Wed, 25 Jul 2007 11:03
Case No. FS5879-06
Award Date: 17 January 2007
Commissioner: M van Aarde, Commissioner
Subject: Repeated Late-coming and Absenteeism
The applicant was dismissed after a period of absence. He claimed the dismissal was procedurally and substantively unfair. The issue related to when an employee can be dismissed for absenteeism.
Summary of Facts:
The respondent did not attend the arbitration.
The applicant was dismissed after he had been absent from work for about two weeks. The applicant, a diabetic, claimed that he had been hospitalised after suffering a serious illness. He also alleged that his wife had contacted his employer to inform them of his illness and upon returning to work he had handed a medical certificate to his supervisor.
The respondent had advised the applicant that he dismissed himself due to his absence.
Summary of Award:
The Commissioner made the following findings:
There is a clear a distinction between absenteeism, abscondment and desertion.
Absenteeism could be divided into (1) late coming, (2) absence from the workstation/post and (3) absence from the workplace itself for short periods.
The longer the period of absence, the more justified an employer will be to terminate the contract.
Brief absences from work rarely warrant dismissal at first instance.
Employers generally treat absenteeism on a progressive scale when imposing penalties.
Dismissal, as a final sanction, is normally justified only if the employee fails to heed the final warning however, in such cases, it is still incumbent on the employer to prove that the final absence did in fact amount to absenteeism.

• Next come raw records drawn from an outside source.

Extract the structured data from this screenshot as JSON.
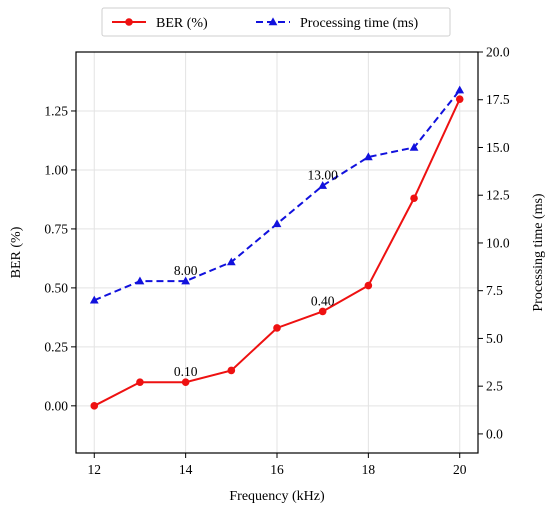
{
  "chart_data": {
    "type": "line",
    "xlabel": "Frequency (kHz)",
    "ylabel_left": "BER (%)",
    "ylabel_right": "Processing time (ms)",
    "x": [
      12,
      13,
      14,
      15,
      16,
      17,
      18,
      19,
      20
    ],
    "x_ticks": [
      "12",
      "14",
      "16",
      "18",
      "20"
    ],
    "y_left_ticks": [
      "0.00",
      "0.25",
      "0.50",
      "0.75",
      "1.00",
      "1.25"
    ],
    "y_right_ticks": [
      "0.0",
      "2.5",
      "5.0",
      "7.5",
      "10.0",
      "12.5",
      "15.0",
      "17.5",
      "20.0"
    ],
    "xlim": [
      11.6,
      20.4
    ],
    "ylim_left": [
      -0.2,
      1.5
    ],
    "ylim_right": [
      -1.0,
      20.0
    ],
    "grid": true,
    "legend_placement": "top-center-outside",
    "series": [
      {
        "name": "BER (%)",
        "axis": "left",
        "color": "#ee1111",
        "style": "solid",
        "marker": "circle",
        "values": [
          0.0,
          0.1,
          0.1,
          0.15,
          0.33,
          0.4,
          0.51,
          0.88,
          1.3
        ]
      },
      {
        "name": "Processing time (ms)",
        "axis": "right",
        "color": "#1111dd",
        "style": "dashed",
        "marker": "triangle",
        "values": [
          7.0,
          8.0,
          8.0,
          9.0,
          11.0,
          13.0,
          14.5,
          15.0,
          18.0
        ]
      }
    ],
    "annotations": [
      {
        "text": "0.10",
        "x": 14,
        "y": 0.1,
        "axis": "left"
      },
      {
        "text": "0.40",
        "x": 17,
        "y": 0.4,
        "axis": "left"
      },
      {
        "text": "8.00",
        "x": 14,
        "y": 8.0,
        "axis": "right"
      },
      {
        "text": "13.00",
        "x": 17,
        "y": 13.0,
        "axis": "right"
      }
    ]
  }
}
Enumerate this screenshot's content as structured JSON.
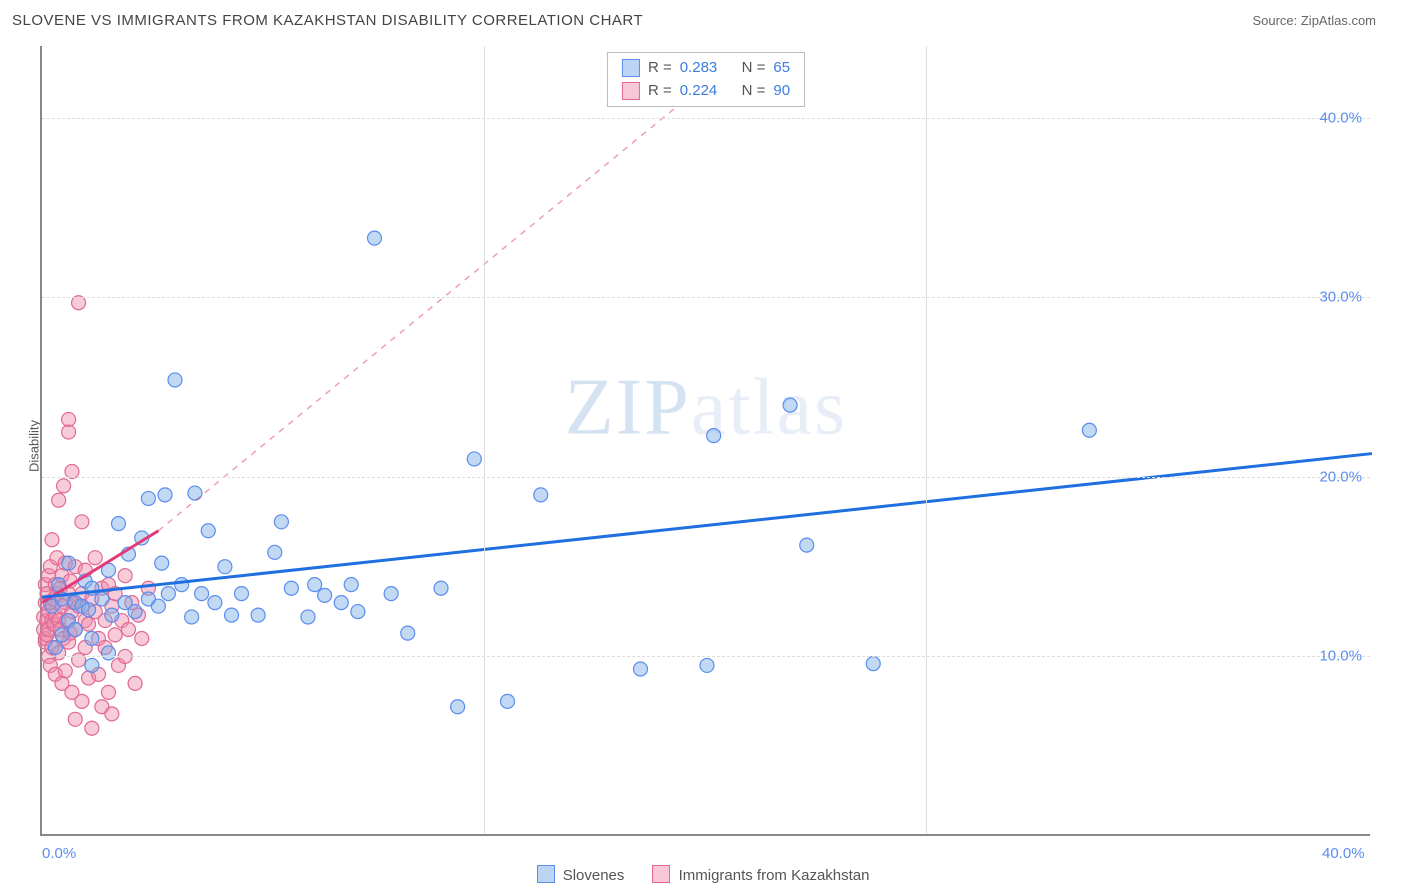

The elements of absenteeism are (1) the employee must have been absent from work contra to his/her work schedules or roster; (2) the employee has no reasonable excuse for his or her absence; and (3) in terms of some codes/contracts of employment, the employee has failed to timeously inform the employer of the reason for his or her absence.
Some employers, like the respondent, make the common fault to argue that an employee can dismiss themselves; this approach is legally incorrect.
Mgobhozi v Naidoo  3 BLLR 242 (LAC) is authority for the proposition that a medical certificate is hearsay evidence in the absence of an additional statement by the medical practitioner and an employer is legally justified in scrutinizing the wide and vague symptoms/reasons contained in the medical certificate.
The Commissioner found that the respondent had failed to observe the basic requirements set out in Schedule 8 of the LRA and noted than an employer cannot merely dismiss its employees at will/without observance of these procedural requirements and without sound reason. The Commissioner held that there was no evidence to suggest that the applicant abused his sick leave or otherwise had no intention not to return to work after his sick leave had expired. The dismissal was held to be procedurally and substantively unfair. The applicant was reinstated and an order made that he be compensated for all lost remuneration. There was no order as to costs.